Senate Finance Committee Chairman John DeFrancisco has called Cuomo’s latest budget negotiating tactic “bizarre”, while newly elected Assembly Speaker Carl Heastie – albeit in a slightly more low-key way – has also questioned the governor’s approach.

The Republican minority in the Assembly is focused on Cuomo’s highly unusual step of refusing to release school aid runs this budget season.

But the flashes of independence from the Senate Democratic conference these last 10 weeks underscore a broader problem for Cuomo that began last year with an insurgent pushback on his left flank.

Liberal advocates remained frustrated with Cuomo since last year after Democrats came up short in the legislative elections against Republicans, who gained a firm, 33-seat majority in the Senate chamber.

Cuomo won re-election handily and had $10 million left in his campaign account from his victory over his Republican opponent, Westchester County Executive Rob Astorino.
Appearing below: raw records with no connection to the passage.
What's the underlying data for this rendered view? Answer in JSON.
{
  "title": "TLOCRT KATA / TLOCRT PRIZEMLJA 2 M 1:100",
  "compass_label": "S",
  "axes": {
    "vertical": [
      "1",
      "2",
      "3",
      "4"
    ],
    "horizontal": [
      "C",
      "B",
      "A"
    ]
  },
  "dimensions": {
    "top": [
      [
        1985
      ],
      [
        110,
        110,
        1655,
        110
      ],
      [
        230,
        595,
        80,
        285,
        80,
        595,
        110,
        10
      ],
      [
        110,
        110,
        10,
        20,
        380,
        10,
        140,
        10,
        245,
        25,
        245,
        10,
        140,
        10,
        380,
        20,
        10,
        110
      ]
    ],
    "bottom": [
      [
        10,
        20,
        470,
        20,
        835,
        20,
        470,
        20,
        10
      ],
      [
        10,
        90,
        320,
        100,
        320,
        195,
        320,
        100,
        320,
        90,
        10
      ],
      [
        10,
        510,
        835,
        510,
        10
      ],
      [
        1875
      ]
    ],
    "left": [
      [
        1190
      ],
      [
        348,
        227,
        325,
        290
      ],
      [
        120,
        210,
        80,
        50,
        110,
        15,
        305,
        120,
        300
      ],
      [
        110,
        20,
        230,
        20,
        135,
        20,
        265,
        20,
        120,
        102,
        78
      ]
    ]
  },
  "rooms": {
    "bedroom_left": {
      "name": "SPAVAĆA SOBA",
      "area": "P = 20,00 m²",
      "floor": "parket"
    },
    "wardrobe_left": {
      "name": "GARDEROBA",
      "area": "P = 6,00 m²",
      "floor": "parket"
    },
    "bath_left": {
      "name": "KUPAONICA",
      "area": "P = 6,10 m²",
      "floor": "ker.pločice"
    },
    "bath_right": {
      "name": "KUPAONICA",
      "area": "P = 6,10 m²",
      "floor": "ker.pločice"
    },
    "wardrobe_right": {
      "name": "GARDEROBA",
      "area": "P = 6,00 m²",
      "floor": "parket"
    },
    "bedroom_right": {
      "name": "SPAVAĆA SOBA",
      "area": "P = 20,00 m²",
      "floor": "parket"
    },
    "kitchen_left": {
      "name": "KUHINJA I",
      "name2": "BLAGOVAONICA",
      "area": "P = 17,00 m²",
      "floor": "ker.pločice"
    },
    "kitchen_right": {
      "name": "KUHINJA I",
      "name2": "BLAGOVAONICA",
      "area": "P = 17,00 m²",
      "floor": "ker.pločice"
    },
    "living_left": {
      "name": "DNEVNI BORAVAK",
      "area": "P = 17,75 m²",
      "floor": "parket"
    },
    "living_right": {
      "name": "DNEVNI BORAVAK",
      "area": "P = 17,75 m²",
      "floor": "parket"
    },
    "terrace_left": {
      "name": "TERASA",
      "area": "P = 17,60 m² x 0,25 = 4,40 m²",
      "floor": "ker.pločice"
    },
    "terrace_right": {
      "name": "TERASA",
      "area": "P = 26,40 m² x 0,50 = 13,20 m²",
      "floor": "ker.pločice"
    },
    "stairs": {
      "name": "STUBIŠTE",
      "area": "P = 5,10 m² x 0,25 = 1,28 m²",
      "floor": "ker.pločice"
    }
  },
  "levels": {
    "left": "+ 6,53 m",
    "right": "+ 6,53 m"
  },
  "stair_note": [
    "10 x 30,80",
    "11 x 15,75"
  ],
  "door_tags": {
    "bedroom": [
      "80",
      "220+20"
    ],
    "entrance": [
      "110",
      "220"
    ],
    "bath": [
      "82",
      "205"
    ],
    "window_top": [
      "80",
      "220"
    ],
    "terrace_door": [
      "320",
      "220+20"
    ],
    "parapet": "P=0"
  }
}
The Working Families Party, in particular, questioned why Cuomo was left holding on to such a large pot of money after refusing to provide substantive financial assistance to Democratic candidates.

Cuomo supporters maintain that in a Republican wave year, vulnerable Democratic incumbents in the Senate would not have been helped with more cash – even if the governor had been willing to open his coffers.
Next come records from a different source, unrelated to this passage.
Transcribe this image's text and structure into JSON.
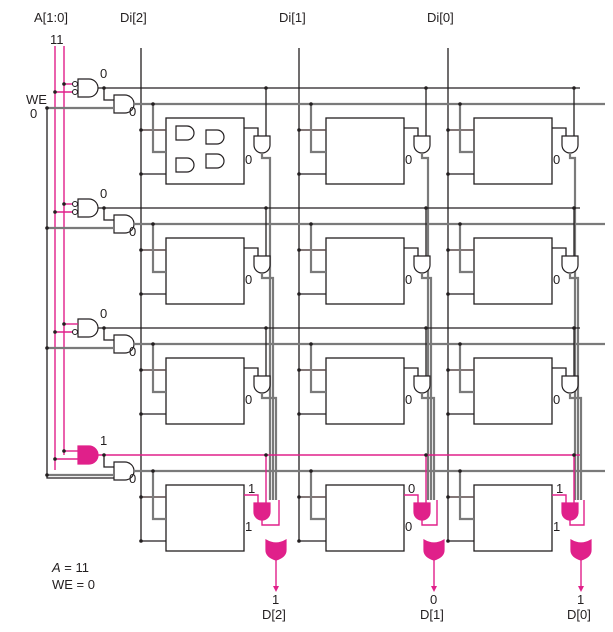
{
  "labels": {
    "address": "A[1:0]",
    "address_value": "11",
    "we": "WE",
    "we_value": "0",
    "din": [
      "Di[2]",
      "Di[1]",
      "Di[0]"
    ],
    "dout": [
      "D[2]",
      "D[1]",
      "D[0]"
    ],
    "dout_values": [
      "1",
      "0",
      "1"
    ],
    "summary_a": "A = 11",
    "summary_we": "WE = 0"
  },
  "rows": [
    {
      "wordline": "0",
      "we_and": "0",
      "tristate_out": [
        "0",
        "0",
        "0"
      ],
      "active": false
    },
    {
      "wordline": "0",
      "we_and": "0",
      "tristate_out": [
        "0",
        "0",
        "0"
      ],
      "active": false
    },
    {
      "wordline": "0",
      "we_and": "0",
      "tristate_out": [
        "0",
        "0",
        "0"
      ],
      "active": false
    },
    {
      "wordline": "1",
      "we_and": "0",
      "cell_out": [
        "1",
        "0",
        "1"
      ],
      "tristate_out": [
        "1",
        "0",
        "1"
      ],
      "active": true
    }
  ],
  "colors": {
    "active": "#e0208a",
    "wire": "#231f20",
    "gray_wire": "#7a7a7a"
  }
}
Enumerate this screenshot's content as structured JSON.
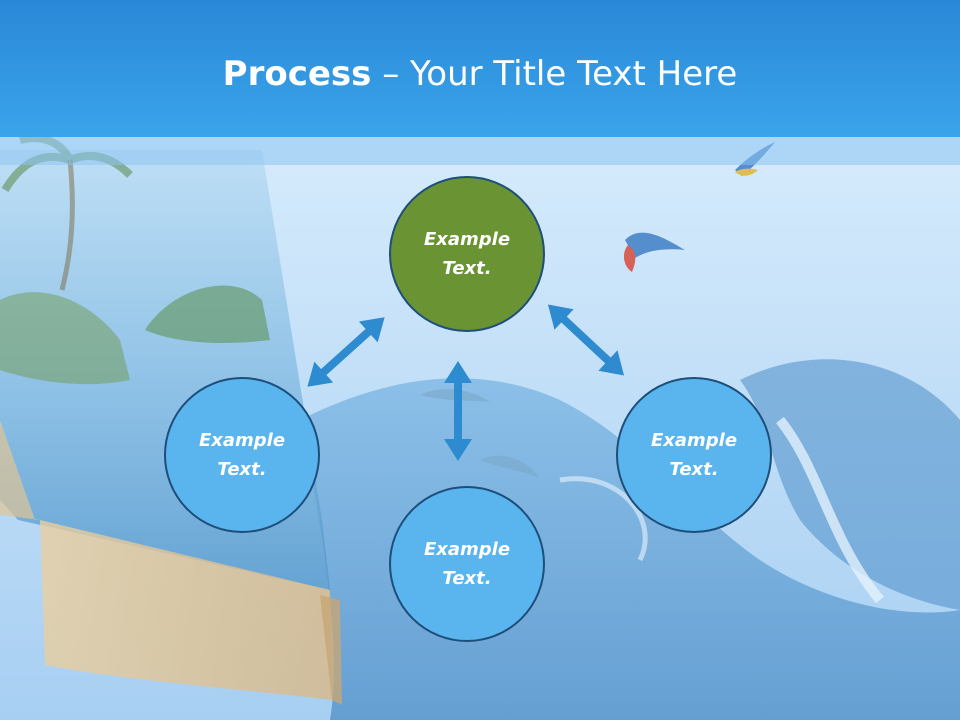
{
  "title": {
    "bold": "Process",
    "dash": " – ",
    "rest": "Your Title Text Here"
  },
  "nodes": [
    {
      "id": "top",
      "text": "Example Text.",
      "fill": "#6a9433"
    },
    {
      "id": "left",
      "text": "Example Text.",
      "fill": "#5ab4ee"
    },
    {
      "id": "bottom",
      "text": "Example Text.",
      "fill": "#5ab4ee"
    },
    {
      "id": "right",
      "text": "Example Text.",
      "fill": "#5ab4ee"
    }
  ],
  "colors": {
    "header": "#3aa4ea",
    "arrow": "#2e8bcf",
    "accent_node": "#6a9433",
    "node": "#5ab4ee"
  }
}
At the same time, they note that the state Democratic Party – in essence an arm of the Cuomo 2014 campaign – provided financial aid to the Democratic Senate Campaign Committee.

Regardless of whether additional cash from Cuomo would have helped, others stepped into the void to provide direct support to the Senate Democrats – many of whom are also at direct odds with the governor himself.
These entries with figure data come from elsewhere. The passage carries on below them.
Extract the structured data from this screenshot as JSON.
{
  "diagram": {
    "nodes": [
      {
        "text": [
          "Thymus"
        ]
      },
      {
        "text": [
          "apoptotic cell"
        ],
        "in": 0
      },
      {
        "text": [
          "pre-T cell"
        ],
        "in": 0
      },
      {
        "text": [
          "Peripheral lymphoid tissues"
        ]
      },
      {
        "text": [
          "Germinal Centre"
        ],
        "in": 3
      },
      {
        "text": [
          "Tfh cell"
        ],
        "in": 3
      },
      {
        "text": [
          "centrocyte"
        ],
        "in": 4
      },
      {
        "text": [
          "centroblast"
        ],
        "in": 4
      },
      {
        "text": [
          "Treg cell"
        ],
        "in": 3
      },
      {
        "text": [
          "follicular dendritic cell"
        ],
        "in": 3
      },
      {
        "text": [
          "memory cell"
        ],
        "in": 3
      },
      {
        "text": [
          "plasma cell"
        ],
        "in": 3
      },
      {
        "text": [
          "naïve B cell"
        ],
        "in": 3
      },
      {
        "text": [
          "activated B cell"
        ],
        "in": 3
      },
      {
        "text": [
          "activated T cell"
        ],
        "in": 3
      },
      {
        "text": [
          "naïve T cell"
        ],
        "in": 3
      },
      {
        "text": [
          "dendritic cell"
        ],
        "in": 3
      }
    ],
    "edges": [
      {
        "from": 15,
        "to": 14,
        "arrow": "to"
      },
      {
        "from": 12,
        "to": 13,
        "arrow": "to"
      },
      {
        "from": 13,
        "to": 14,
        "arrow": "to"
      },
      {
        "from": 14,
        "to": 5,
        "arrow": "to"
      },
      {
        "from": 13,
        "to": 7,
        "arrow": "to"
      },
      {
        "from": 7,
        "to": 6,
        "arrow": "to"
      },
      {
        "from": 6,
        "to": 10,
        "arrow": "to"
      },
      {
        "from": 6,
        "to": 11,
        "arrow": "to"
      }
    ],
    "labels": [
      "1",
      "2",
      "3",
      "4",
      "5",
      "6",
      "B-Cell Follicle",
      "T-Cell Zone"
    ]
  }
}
Zephyr Teachout, Cuomo’s Democratic primary foe last year, contributed $28,000 to Senate Democrats’ cause.

The Public Employees Federation, the white-collar union that backed Teachout’s failed campaign against Cuomo, provided $25,000 to the DSCC this past election cycle. (The union also contributed $10,500 to Dean Skelos, the Republican Senate majority leader, as well as other individual Senate candidates in both parties).

The New York Stated United Teachers union, meanwhile, spent millions of dollars on an independent expenditure campaign aiding Democratic incumbents and challengers. Cuomo this year is in a protracted battle with NYSUT over his education policies.

And perhaps Cuomo’s biggest rival in Democratic politics in New York, Big Apple Mayor Bill de Blasio, sought to help the conference gain full control of the Senate in order to help his policies win a more favorable hearing in Albany.

Cuomo last year did campaign with and endorse Democratic candidates, but his coattails were – as usual for any governor who runs in a non-presidential election year – strikingly short for down-ballot candidates.

In the end, Senate Democrats found themselves allied with Cuomo’s rivals, rather than the governor himself, and this political reality is now influencing their approach in the current budget battle.